Ascolta il servizio trasmesso da Radio Vaticana

Radio Vaticana, 6  gennaio 2008

La Chiesa vuole mettersi al servizio dell'umanità: così il Papa durante la Santa Messa nella solennità dell'Epifania. All’Angelus poi Benedetto XVI invita a seguire il Vangelo così come i Magi seguirono la stella cometa
 

Nella solennità dell’epifania del Signore, Benedetto XVI ha presieduto questa mattina la celebrazione eucaristica nella Basilica Vaticana per celebrare “Cristo, Luce del mondo, e la sua manifestazione alle genti”. L’umanità - ha osservato il Santo Padre - è lacerata da “spinte di divisione e sopraffazione” e la Chiesa è “santa e composta di peccatori”. L’avvenimento evangelico che ricordiamo nell’Epifania – ha poi detto il Papa davanti a cardinali, vescovi, membri del corpo diplomatico e fedeli – ci rimanda “alle origini della storia del popolo di Dio, cioè alla chiamata di Abramo”. Gesù Cristo – ha aggiunto - è venuto a portare a compimento l’alleanza e la “benedizione di Abramo si è estesa a tutti i popoli, alla Chiesa universale”. Successivamente, all’Angelus, il Papa ha sottolineato come sia la forza dello Spirito Santo a muovere “i cuori e le menti alla ricerca della verità, della bellezza, della giustizia e della pace”. Il servizio di Amedeo Lomonaco:

(musica)
 
L’arrivo dei Magi dall’Oriente a Betlemme per adorare il neonato Messia – ha affermato Benedetto XVI – “è il segno della manifestazione del Re universale ai popoli e a tutti gli uomini che cercano la verità”. E’ l’inizio – ha spiegato - di un movimento opposto all’episodio biblico della torre di Babele, simbolo di confusione delle lingue e della dispersione dell’umanità su tutta la terra:

“Dalla confusione alla comprensione, dalla dispersione alla riconciliazione. Scorgiamo un legame tra l’Epifania e la Pentecoste: se il Natale di Cristo, che è il Capo, è anche il Natale della Chiesa, suo corpo, noi vediamo nei Magi i popoli che si aggregano al resto d’Israele, preannunciando il grande segno della “Chiesa poliglotta”, attuato dallo Spirito Santo cinquanta giorni dopo la Pasqua”.

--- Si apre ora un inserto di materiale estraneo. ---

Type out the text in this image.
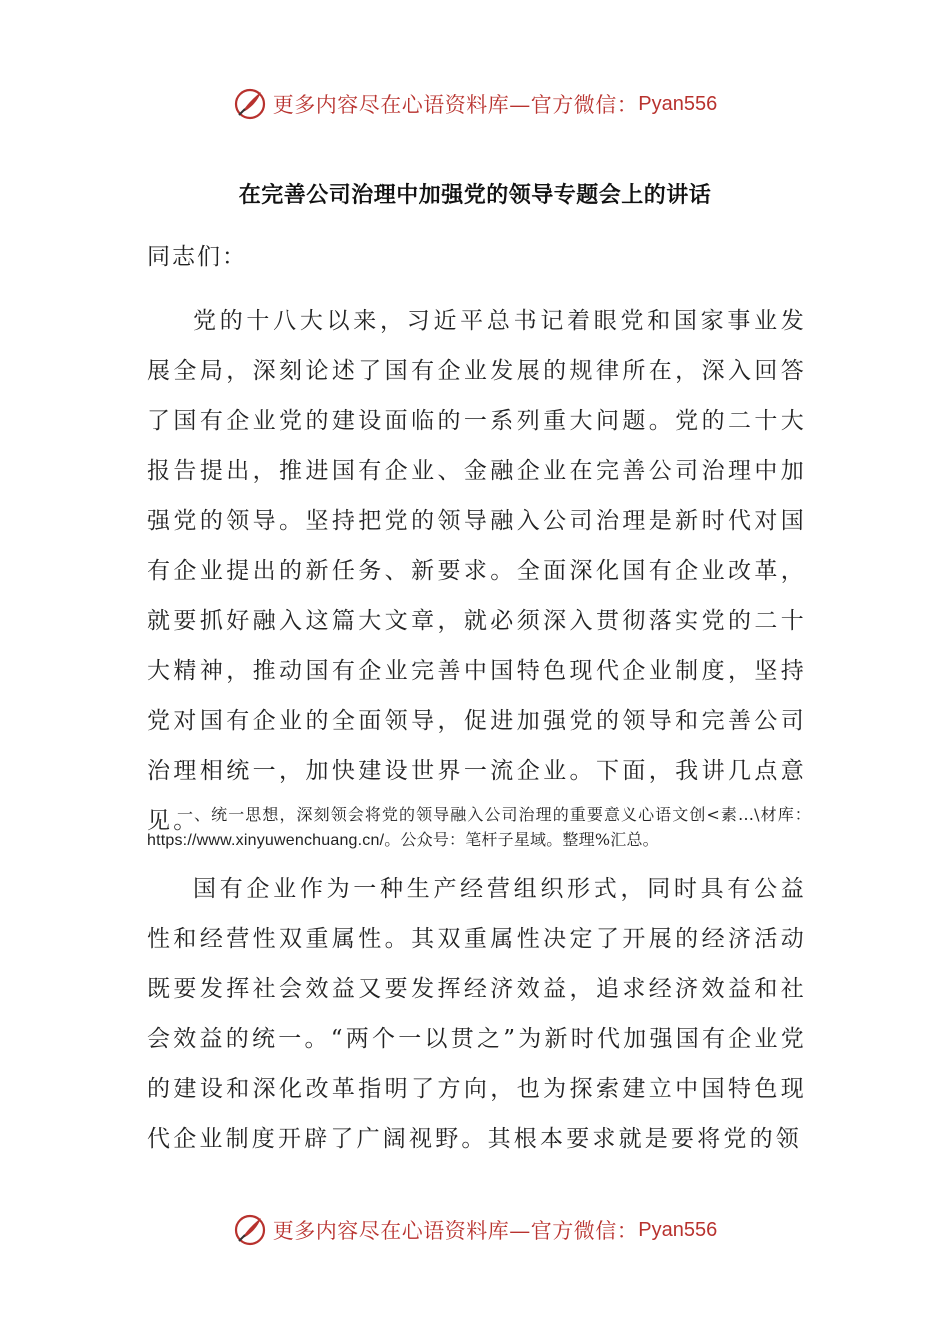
更多内容尽在心语资料库—官方微信： Pyan556
在完善公司治理中加强党的领导专题会上的讲话
同志们：

党的十八大以来，习近平总书记着眼党和国家事业发展全局，深刻论述了国有企业发展的规律所在，深入回答了国有企业党的建设面临的一系列重大问题。党的二十大报告提出，推进国有企业、金融企业在完善公司治理中加强党的领导。坚持把党的领导融入公司治理是新时代对国有企业提出的新任务、新要求。全面深化国有企业改革，就要抓好融入这篇大文章，就必须深入贯彻落实党的二十大精神，推动国有企业完善中国特色现代企业制度，坚持党对国有企业的全面领导，促进加强党的领导和完善公司治理相统一，加快建设世界一流企业。下面，我讲几点意见。

一、统一思想，深刻领会将党的领导融入公司治理的重要意义心语文创<素…\材库：https://www.xinyuwenchuang.cn/。公众号：笔杆子星域。整理%汇总。

国有企业作为一种生产经营组织形式，同时具有公益性和经营性双重属性。其双重属性决定了开展的经济活动既要发挥社会效益又要发挥经济效益，追求经济效益和社会效益的统一。“两个一以贯之”为新时代加强国有企业党的建设和深化改革指明了方向，也为探索建立中国特色现代企业制度开辟了广阔视野。其根本要求就是要将党的领

更多内容尽在心语资料库—官方微信： Pyan556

E’ sempre affascinante – ha detto il Papa - allargare lo sguardo “sulla storia della salvezza in tutta la sua ampiezza, per ammirare la bellezza del disegno di Dio, proiezione nella storia del suo essere Comunione trinitaria, Amore fedele e tenace, che mai viene meno alla sua alleanza di generazione in generazione”. Questo mistero – ha spiegato il Santo Padre - costituisce la speranza della storia; è “il mistero di una benedizione che vuole raggiungere tutti i popoli e tutti gli esseri umani perché possano vivere come fratelli e sorelle, figli dell’unico Padre”. Tale disegno preannunciato dai profeti – ha affermato il Papa - è stato rivelato in Gesù Cristo, “ed ora si sta realizzando mediante la Chiesa”.

“Ma esso è contrastato da spinte di divisione e di sopraffazione, che lacerano l’umanità a causa del peccato e del conflitto di egoismi. La Chiesa è al servizio di questo “mistero” di benedizione per l’intera umanità. Essa assolve appieno la sua missione solo quando riflette in se stessa la luce di Cristo Signore, e così è di aiuto ai popoli del mondo sulla via della pace e dell’autentico progresso”.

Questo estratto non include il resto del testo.